Pills: people’s attitudes – and psychology – impact process | Columnists

Pills: people’s attitudes – and psychology – impact process |  Columnists

Like many people, my wife has always had trouble swallowing pills. Her problem isn’t just the size of the pill, which doesn’t seem to matter. It’s just the fact that she sees it as a pill.

She must have a glass of water or some other liquid to take it with her otherwise it’s a complete non-starter. But then she has a little ritual where she looks like she’s throwing the pill and water in her mouth and throwing her head back as she swallows.


Even that doesn’t always work, forcing her to swallow a few more gulps of liquid to wash it down.

All of this is for a single pill and will have to be repeated in order if she has to take more than one pill.

So don’t ask her to take several pills at once or to take a pill “dry” (with no extra fluids to replenish her saliva).

My wife’s ritual came to mind when I read about ‘Duke’.

Duke is a computer representation of a 34-year-old, anatomically normal human male created by computer scientists at the IT’IS Foundation, a non-profit organization in Switzerland that works on a variety of healthcare technology projects.

With the help of Duke, researchers at Johns Hopkins University in Baltimore created a computer model called “StomachSim” to investigate the digestive process.

Their research, published in the journal Physics of Fluids, yielded several surprising findings about the dynamics of pill-taking, the most common way drugs are used worldwide.

They chose to study the stomach because the functions of most other organ systems, from the heart to the brain, have already attracted much attention from scientists.

Several known things affect a pill’s ability to distribute its contents in the gut and be used by the body. These include stomach contents at the time the pill is taken (for example, a heavy meal or a mixture of liquids such as juice, milk, and coffee) and the movement of the stomach lining.

But the research suggests that Duke’s attitude also played a big role.
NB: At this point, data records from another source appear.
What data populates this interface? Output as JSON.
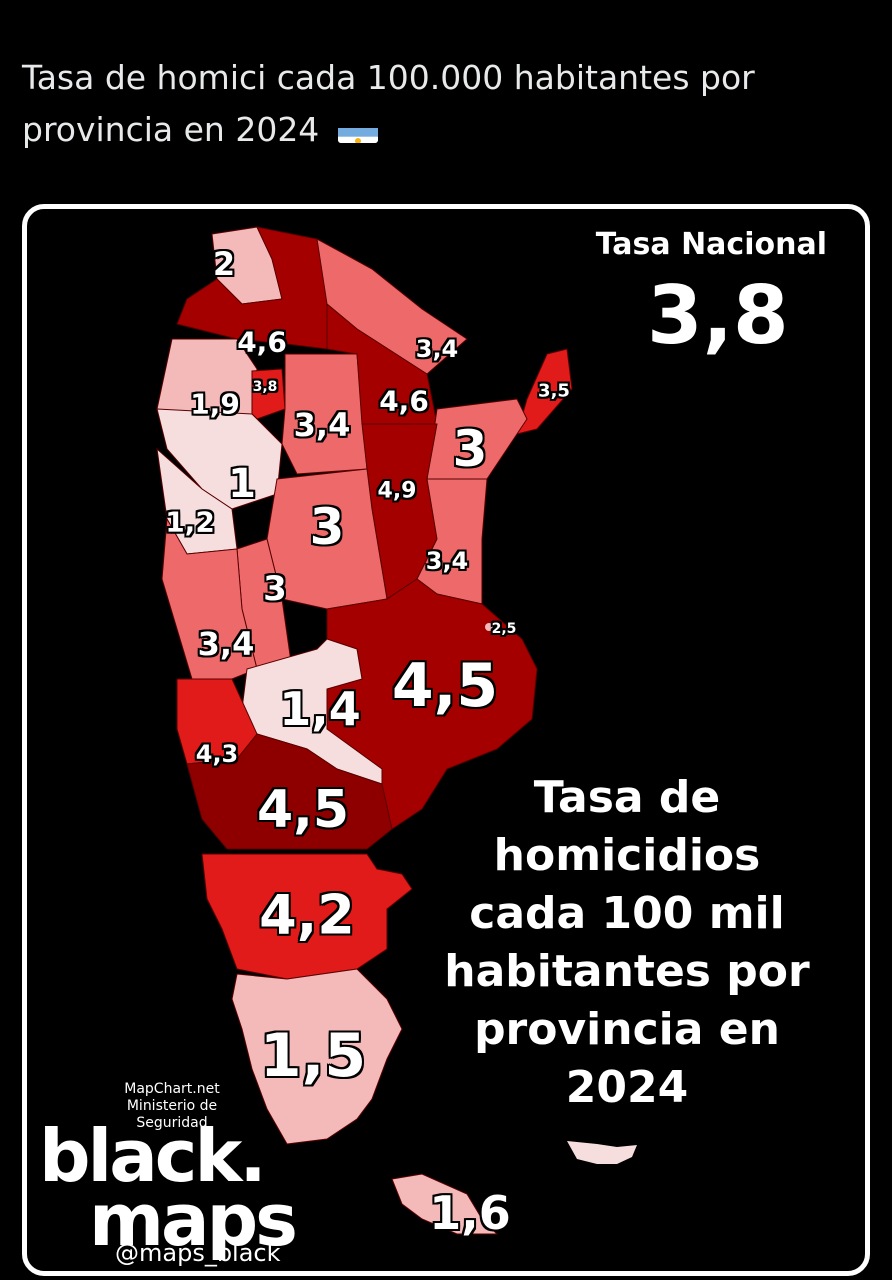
{
  "post": {
    "text": "Tasa de homici cada 100.000 habitantes por provincia en 2024",
    "flag_icon": "argentina-flag-icon"
  },
  "map": {
    "national_label": "Tasa Nacional",
    "national_value": "3,8",
    "title": "Tasa de homicidios cada 100 mil habitantes por provincia en 2024",
    "credits": [
      "MapChart.net",
      "Ministerio de",
      "Seguridad"
    ],
    "logo_line1": "black.",
    "logo_line2": "maps",
    "handle": "@maps_black",
    "colors": {
      "very_light": "#f6dede",
      "light": "#f4b9b9",
      "medium": "#ee6a6a",
      "red": "#e11a1a",
      "dark": "#a40000",
      "darker": "#8e0000"
    },
    "rates": [
      {
        "value": "2",
        "level": "light"
      },
      {
        "value": "4,6",
        "level": "dark"
      },
      {
        "value": "3,4",
        "level": "medium"
      },
      {
        "value": "1,9",
        "level": "light"
      },
      {
        "value": "3,8",
        "level": "red"
      },
      {
        "value": "3,4",
        "level": "medium"
      },
      {
        "value": "4,6",
        "level": "dark"
      },
      {
        "value": "3,5",
        "level": "red"
      },
      {
        "value": "3",
        "level": "medium"
      },
      {
        "value": "1",
        "level": "very_light"
      },
      {
        "value": "4,9",
        "level": "dark"
      },
      {
        "value": "1,2",
        "level": "very_light"
      },
      {
        "value": "3",
        "level": "medium"
      },
      {
        "value": "3,4",
        "level": "medium"
      },
      {
        "value": "3",
        "level": "medium"
      },
      {
        "value": "2,5",
        "level": "light"
      },
      {
        "value": "3,4",
        "level": "medium"
      },
      {
        "value": "4,5",
        "level": "dark"
      },
      {
        "value": "1,4",
        "level": "very_light"
      },
      {
        "value": "4,3",
        "level": "red"
      },
      {
        "value": "4,5",
        "level": "darker"
      },
      {
        "value": "4,2",
        "level": "red"
      },
      {
        "value": "1,5",
        "level": "light"
      },
      {
        "value": "1,6",
        "level": "light"
      }
    ]
  }
}
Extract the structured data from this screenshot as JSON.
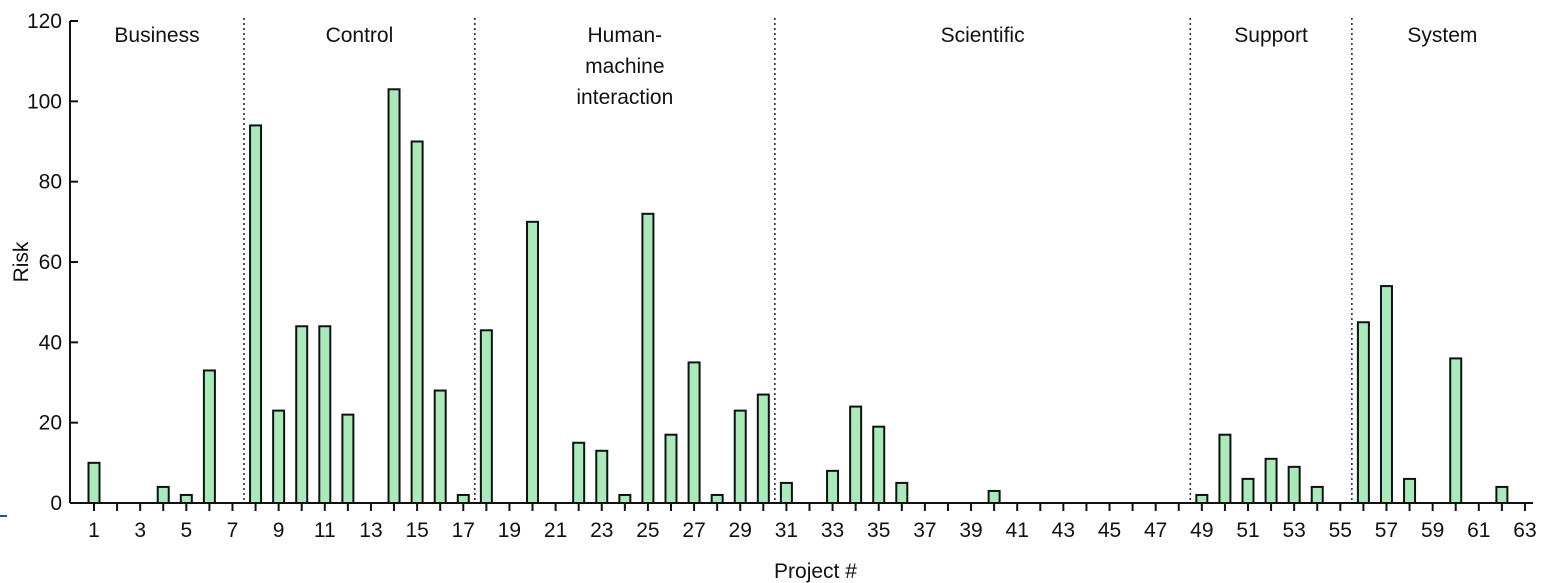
{
  "chart_data": {
    "type": "bar",
    "ylabel": "Risk",
    "xlabel": "Project #",
    "ylim": [
      0,
      120
    ],
    "yticks": [
      0,
      20,
      40,
      60,
      80,
      100,
      120
    ],
    "x_tick_labels": [
      1,
      3,
      5,
      7,
      9,
      11,
      13,
      15,
      17,
      19,
      21,
      23,
      25,
      27,
      29,
      31,
      33,
      35,
      37,
      39,
      41,
      43,
      45,
      47,
      49,
      51,
      53,
      55,
      57,
      59,
      61,
      63
    ],
    "colors": {
      "bar_fill": "#a8eaba",
      "bar_stroke": "#111111"
    },
    "groups": [
      {
        "name": "Business",
        "label_lines": [
          "Business"
        ],
        "start": 1,
        "end": 7
      },
      {
        "name": "Control",
        "label_lines": [
          "Control"
        ],
        "start": 8,
        "end": 17
      },
      {
        "name": "Human-machine interaction",
        "label_lines": [
          "Human-",
          "machine",
          "interaction"
        ],
        "start": 18,
        "end": 30
      },
      {
        "name": "Scientific",
        "label_lines": [
          "Scientific"
        ],
        "start": 31,
        "end": 48
      },
      {
        "name": "Support",
        "label_lines": [
          "Support"
        ],
        "start": 49,
        "end": 55
      },
      {
        "name": "System",
        "label_lines": [
          "System"
        ],
        "start": 56,
        "end": 63
      }
    ],
    "x": [
      1,
      4,
      5,
      6,
      8,
      9,
      10,
      11,
      12,
      14,
      15,
      16,
      17,
      18,
      20,
      22,
      23,
      24,
      25,
      26,
      27,
      28,
      29,
      30,
      31,
      33,
      34,
      35,
      36,
      40,
      49,
      50,
      51,
      52,
      53,
      54,
      56,
      57,
      58,
      60,
      62
    ],
    "values": [
      10,
      4,
      2,
      33,
      94,
      23,
      44,
      44,
      22,
      103,
      90,
      28,
      2,
      43,
      70,
      15,
      13,
      2,
      72,
      17,
      35,
      2,
      23,
      27,
      5,
      8,
      24,
      19,
      5,
      3,
      2,
      17,
      6,
      11,
      9,
      4,
      45,
      54,
      6,
      36,
      4
    ]
  }
}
The researchers ran Duke through computer simulations in a variety of postures: upright, leaning to the right, leaning to the left, and reclining, while all other parts of their analyzes remained the same.

They found that posture determines a whopping 83% of how quickly a pill spreads in the gut. The most efficient position was leaning to the right. The least leaned to the left, which prevented the pill from reaching the antrum (the last part of the stomach before the small intestine), thus preventing anything but traces of the dissolved drug from rapidly entering the small intestine.

That makes sense when you think about the shape of the stomach, which empties into the gut on the right side of the body. Gravity changes your position where the pill goes.

This can be an important factor in how a pill dissolves in people with gastroparesis, a condition in which the stomach loses the ability to empty properly, especially as a complication of diabetes.

Pill posture may be especially important for the elderly, who take a lot of pills and are more prone to swallowing problems due to age-related changes in their esophagus. It can also be important for bedridden people, who cannot easily change their attitude.

For now, the research suggests that standing or sitting up straight after taking a pill is fine. If you must take a pill while lying down, stay on your back or on your right side. In general, avoid lying on your left side after taking a pill.

Unfortunately, Duke doesn’t seem to offer much to the computer in terms of advice to make it easier for my wife to swallow pills, which I think is mostly psychological as she generally swallows food and drink without any problems. But since her current ritual seems to be working for her, she may not need Duke’s help.